Tuesday, August 20, 2013

Ullen Sentalu

Liburan yang lalu saya dan kakak saya pergi ke Jogja dan mengunjungi beberapa tempat. Salah satu tempat yang paling berkesan buat saya adalah museum Ullen Sentalu. Saya berjanji pada beberapa teman untuk menceritakan museum ini tapi maaf baru sekarang sempat cerita hehehe.
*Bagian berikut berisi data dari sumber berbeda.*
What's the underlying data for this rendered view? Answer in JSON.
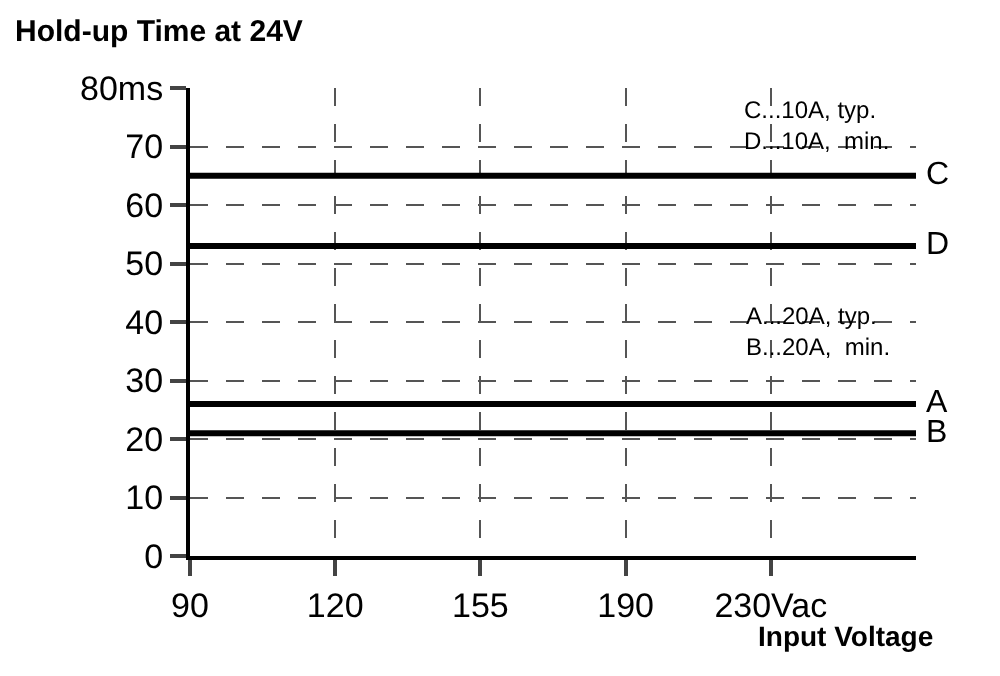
{
  "chart_data": {
    "type": "line",
    "title": "Hold-up Time at 24V",
    "xlabel": "Input Voltage",
    "categories": [
      "90",
      "120",
      "155",
      "190",
      "230Vac",
      null
    ],
    "series": [
      {
        "name": "C",
        "color": "#000000",
        "values": [
          65,
          65,
          65,
          65,
          65,
          65
        ]
      },
      {
        "name": "D",
        "color": "#000000",
        "values": [
          53,
          53,
          53,
          53,
          53,
          53
        ]
      },
      {
        "name": "A",
        "color": "#000000",
        "values": [
          26,
          26,
          26,
          26,
          26,
          26
        ]
      },
      {
        "name": "B",
        "color": "#000000",
        "values": [
          21,
          21,
          21,
          21,
          21,
          21
        ]
      }
    ],
    "ylim": [
      0,
      80
    ],
    "yticks": [
      0,
      10,
      20,
      30,
      40,
      50,
      60,
      70,
      {
        "value": 80,
        "label": "80ms"
      }
    ],
    "annotations": [
      "C...10A, typ.\nD...10A,  min.",
      "A...20A, typ.\nB...20A,  min."
    ],
    "grid": true,
    "legend": false,
    "marker": "none",
    "line_style": "solid"
  }
}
Ullen Sentalu adalah sebuah museum swasta yang terdapat di Kaliurang. Lokasinya sangat tenang, rindang karena banyak pepohonan dan hawanya sejuk. Karena ini museum swasta, tiket masuknya pun lebih mahal dari museum biasanya yaitu Rp 25.000/orang. Sebenarnya menurut saya harga tersebut tergolong murah mengingat museum ini bermutu dan terawat dengan sangat baik (tidak seperti museum pemerintah pada umumnya #uhuk). Tiket tersebut sudah termasuk dengan jasa pemandu yang sangat ramah, menguasai museum, dan passionate menjelaskan segala sesuatunya. Jarang loh ada pemandu yang bisa seperti itu. Penjelajahan saya di Ullen Sentalu pun bisa sangat dinikmati berkatnya.
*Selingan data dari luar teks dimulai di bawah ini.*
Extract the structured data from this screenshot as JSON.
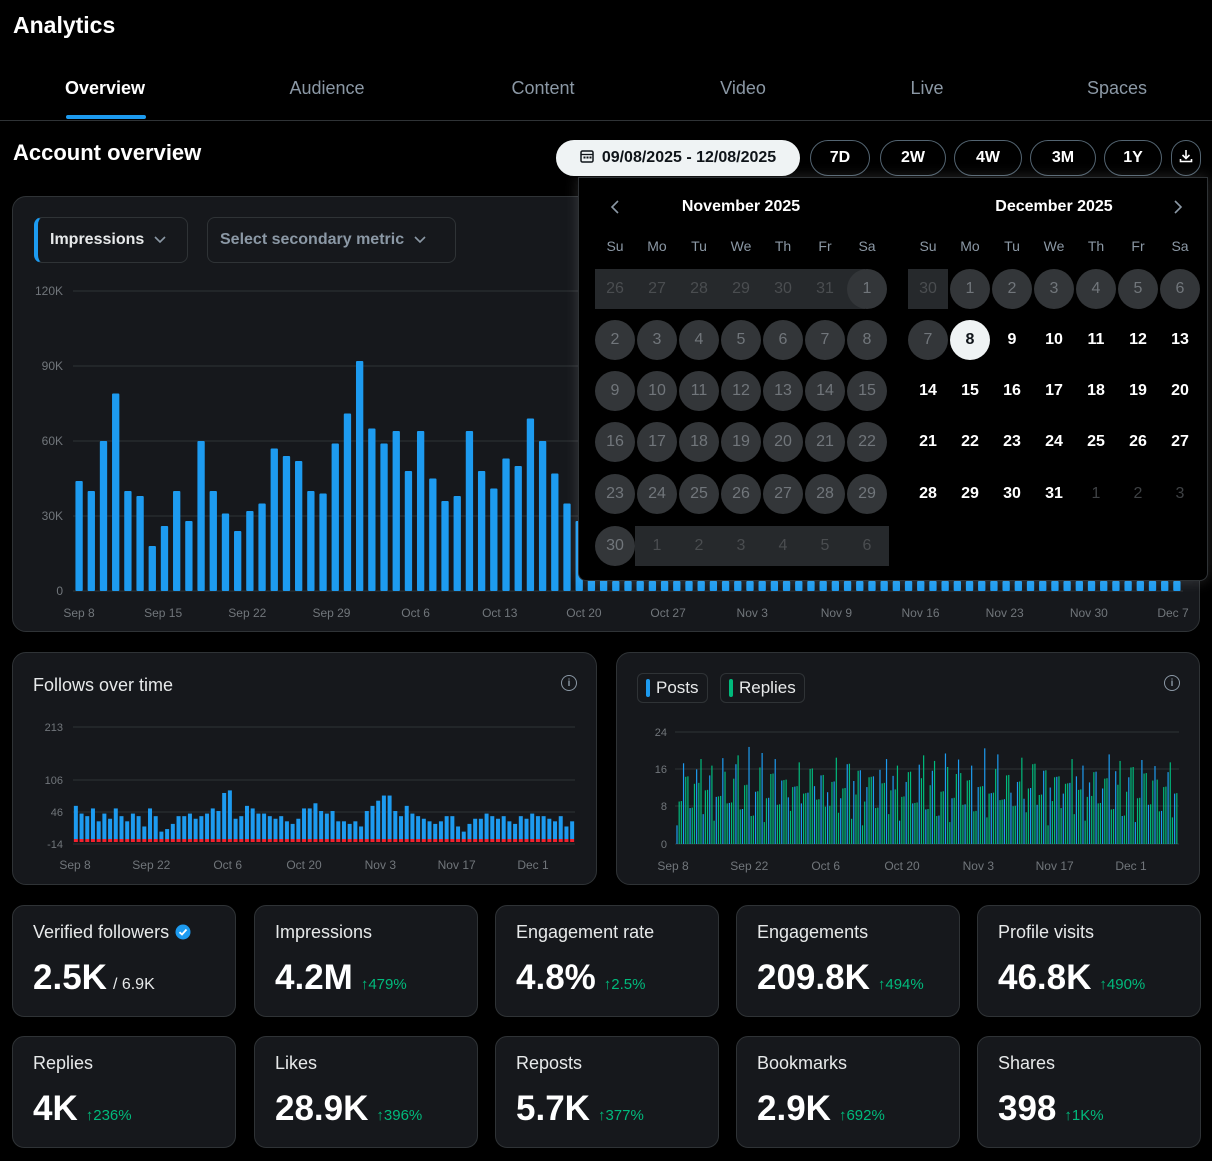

Ullen Sentalu didirikan oleh keluarga Haryono yang mencintai seni budaya Jawa dan memiliki hasrat untuk melestarikannya. Arsitek dari museum ini adalah anggota keluarga Haryono. Museum ini juga memiliki tim sendiri yang mengumpulkan barang-barang seni dan melukis lukisan-lukisan raja dan ratu keraton. Oleh sebab itu di setiap lukisan yang ada di museum ini tidak ditemukan tanda tangan pelukis. Keluarga Haryono ini memang sangat ingin melestarikan budaya yang dimiliki Indonesia, bukan untuk komersil semata. Seperti yang dikatakan pemandu kami hari itu, "Kalau benda-benda budaya yang kasat mata saja tidak semuanya bisa kita lestarikan, bagaimana kita bisa melestarikan budaya yang tidak kasat mata? Seperti nilai, pola pikir dan kebaikan" Wah, setelah mendengar itu saya langsung yakin pasti ada yang berbeda di museum ini. Karena jarang sekali ada museum yang didirikan secara visioner dan lahir dari kecintaan akan budaya dan sejarah bangsa.





Kemudian kami mulai memasuki lorong sambil memerhatikan foto dan lukisan raja-raja keraton di kanan kiri kami. Raja-raja Jawa menempuh pendidikan dengan hebat-hebat. Ketika berfoto bersama orang-orang Barat dalam pertemuan-pertemuan yang mereka hadiri, mereka tidak terlihat seperti kaum terjajah. Ada kewibawaan dan kehormatan yang tidak bisa dengan mudah disepelekan. Selain itu banyak juga foto dan lukisan putri-putri dan ratu-ratu keraton. Yang menarik adalah mereka pun tidak kalah terhormatnya dengan suami atau ayah mereka. Biasanya ketika berpikir tentang budaya Jawa, keraton Jawa, akan terbesit kesan kaum yang tertinggal, kurang berpendidikan, kurang terhormat. Apalagi wanita Jawa yang sering disebut "kanca wingking" atau teman di belakang. Wanita dalam budaya Jawa adalah orang nomor dua, yang ada di belakang dan bertugas mendukung suami. Tapi kesan itu tidak ada sama sekali di museum ini. Justru sebaliknya. Mereka begitu terhormat, punya dignity, dan sangat berpendidikan.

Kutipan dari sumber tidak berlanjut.